Memories - By Joe Hickey

Ever mount the fold-up attic stairs in search of a receipt, faded photograph, or old 45 phonograph record?

It's easy to get sidetracked by old papers and scrapbooks, pleasantly reminiscing for an hour or two, then descending without finding what you were searching for.

I had that experience recently but couldn't come away without the obligatory check on the zippered garment bag to see if the moth balls were still doing their job on my old military uniforms, then pausing to spit in the pocket of an old baseball glove, pounding a fist into the pocket again and again: "Easy batter up; chance for two here."
I enjoy similar reverie checking on memorabilia in my prized walnut desk-the command post.

An apple-red phone that served as a "hot line" while syndicating high-end stallions; a clock set in Galway marble gifted by an Irish house guest while we grappled with $41-million champion El Gran Senor's fertility problems; and a dog-eared Rolodex.

The drawers are crammed with keepsakes, ranging from a sealed tube of cushion troweled from the finish line at Bowie July 13, 1985, the last day of racing at the jinxed oval best remembered for fires, train wrecks, and blizzards, to toffee tins full of track insignia, Northern Dancer and Halo halter plates, a Meylar stopwatch, and a horse tooth of undocumented origin. But why the bandage? Spectacular Bid's, perhaps.
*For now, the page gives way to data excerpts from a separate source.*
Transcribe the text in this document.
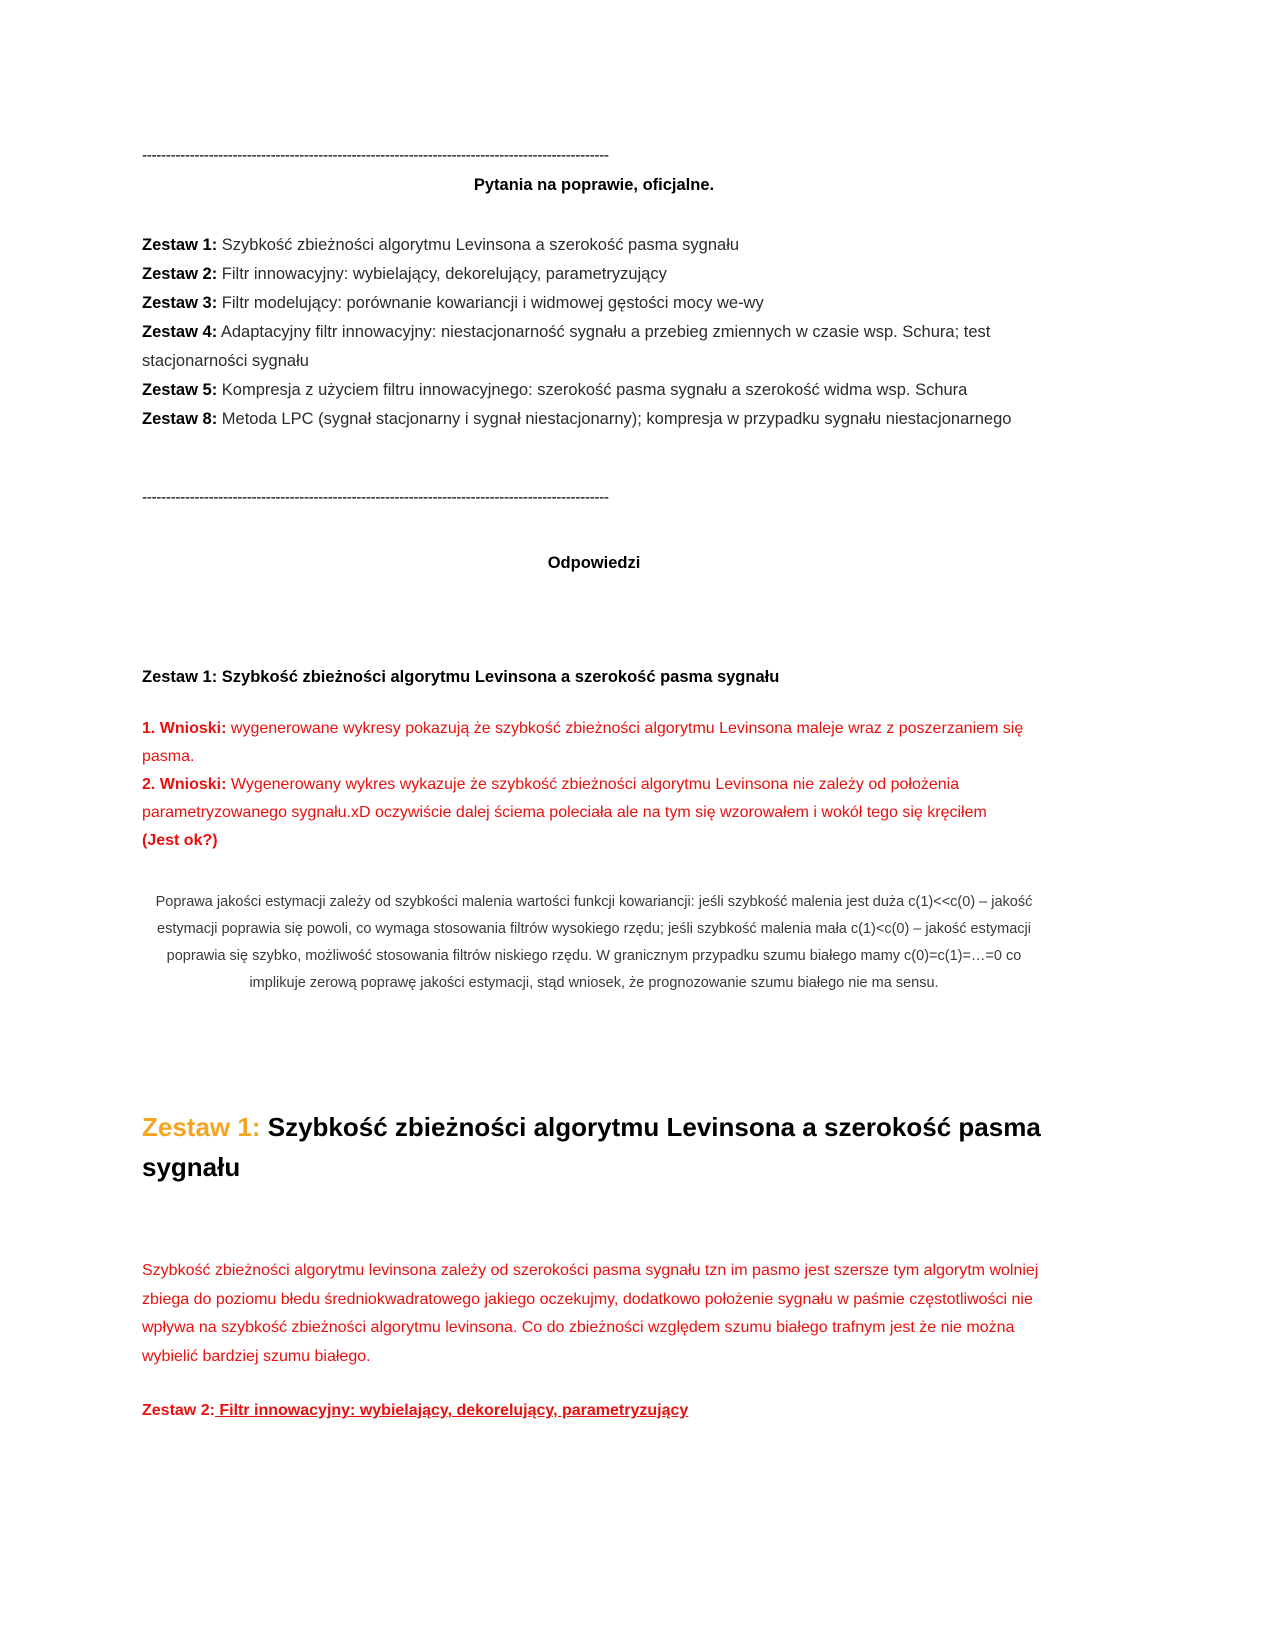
--------------------------------------------------------------------------------------------------
Pytania na poprawie, oficjalne.

Zestaw 1: Szybkość zbieżności algorytmu Levinsona a szerokość pasma sygnału

Zestaw 2: Filtr innowacyjny: wybielający, dekorelujący, parametryzujący

Zestaw 3: Filtr modelujący: porównanie kowariancji i widmowej gęstości mocy we-wy

Zestaw 4: Adaptacyjny filtr innowacyjny: niestacjonarność sygnału a przebieg zmiennych w czasie wsp. Schura; test stacjonarności sygnału

Zestaw 5: Kompresja z użyciem filtru innowacyjnego: szerokość pasma sygnału a szerokość widma wsp. Schura

Zestaw 8: Metoda LPC (sygnał stacjonarny i sygnał niestacjonarny); kompresja w przypadku sygnału niestacjonarnego

--------------------------------------------------------------------------------------------------
Odpowiedzi
Zestaw 1: Szybkość zbieżności algorytmu Levinsona a szerokość pasma sygnału

1. Wnioski: wygenerowane wykresy pokazują że szybkość zbieżności algorytmu Levinsona maleje wraz z poszerzaniem się pasma.

2. Wnioski: Wygenerowany wykres wykazuje że szybkość zbieżności algorytmu Levinsona nie zależy od położenia parametryzowanego sygnału.xD oczywiście dalej ściema poleciała ale na tym się wzorowałem i wokół tego się kręciłem

(Jest ok?)

Poprawa jakości estymacji zależy od szybkości malenia wartości funkcji kowariancji: jeśli szybkość malenia jest duża c(1)<<c(0) – jakość estymacji poprawia się powoli, co wymaga stosowania filtrów wysokiego rzędu; jeśli szybkość malenia mała c(1)<c(0) – jakość estymacji poprawia się szybko, możliwość stosowania filtrów niskiego rzędu. W granicznym przypadku szumu białego mamy c(0)=c(1)=…=0 co implikuje zerową poprawę jakości estymacji, stąd wniosek, że prognozowanie szumu białego nie ma sensu.
Zestaw 1: Szybkość zbieżności algorytmu Levinsona a szerokość pasma sygnału
Szybkość zbieżności algorytmu levinsona zależy od szerokości pasma sygnału tzn im pasmo jest szersze tym algorytm wolniej zbiega do poziomu błedu średniokwadratowego jakiego oczekujmy, dodatkowo położenie sygnału w paśmie częstotliwości nie wpływa na szybkość zbieżności algorytmu levinsona. Co do zbieżności względem szumu białego trafnym jest że nie można wybielić bardziej szumu białego.
Zestaw 2: Filtr innowacyjny: wybielający, dekorelujący, parametryzujący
There, too, are a half-dozen Robinson Reminder notebooks, including a black leather one with "Northcool" stamped in gold on the inside cover. Northcool was the name of Stanley Sagner's popular suiting that gave seersucker a hard run decades ago. Sager's namesake colt, Saggy, beat mighty Citation in a fluky 1948 renewal of the Chesapeake Trial Stakes at long-gone Havre de Grace. Sagner survived the 1956 sinking of the luxury liner Andrea Doria off Nantucket to revel in Saggy's son Carry Back's 1960 Kentucky Derby/Preakness double.

In a folder kept apart from other correspondence are several vintage letters of special interest, including one signed simply, "Bull," and another, "Fitz."

A.B. "Bull" Hancock Jr.'s letter, written May 3, 1957-Kentucky Derby eve-was in response to my query concerning his recollections of Bold Ruler and Round Table growing up together in the Camelot that is Claiborne Farm.

"They couldn't have been more different in their early days here," the master breeder recalled. "Bold Ruler was a very skinny foal with a large hernia, as had Nashua, and we had the devil's own time trying to get him to look good. He had a tendency to walk his stall, and I must say I was never really pleased with his condition. He, however, had a good disposition and never missed an oat.

"Round Table was one of the prettiest foals on the farm and was always as fat and sleek as a mole...he was perhaps the most difficult suckling to lead and after he was weaned took a great delight in tossing the men as well as myself around. He dragged me through the mud more than once, but when he finally found out what we wanted, he never gave us a minute's trouble. I must say that from the day he was foaled everyone on the farm had a high opinion of him."

As members of one of history's most gifted foal crops, Round Table and Bold Ruler finished third and fourth, respectively, in the 1957 Kentucky Derby, but Bold Ruler, bred and raced by Mrs. Henry Carnegie Phipps' Wheatley Stable, finished that season as Horse of the Year. Round Table, bred by Claiborne and raced by Travis M. Kerr, earned the same honor the following year, eventually retiring as the world's leading money earner.
Both heralded champions on the track, they returned to Claiborne, becoming leading sires, Bold Ruler topping the general sire list eight times.

The "Fitz" letter, from James E. Fitzimmons, was to thank me for press proofs of a magazine cover featuring his portrait. Written April 22, 1958, from his Sheepshead Bay Road address in Brooklyn, he praised the artist's work as a "fine job, considering the subject he had to work with."

The revered Hall of Fame trainer, so crippled by arthritis that he couldn't raise his head high enough to look Sande, Stoute, or Arcaro in the eye, maintained his Sunny Jim wit throughout his life.

Joe Hickey, who lives in Maryland, has been a publicist, writer, breeding farm administrator, and racing commissioner.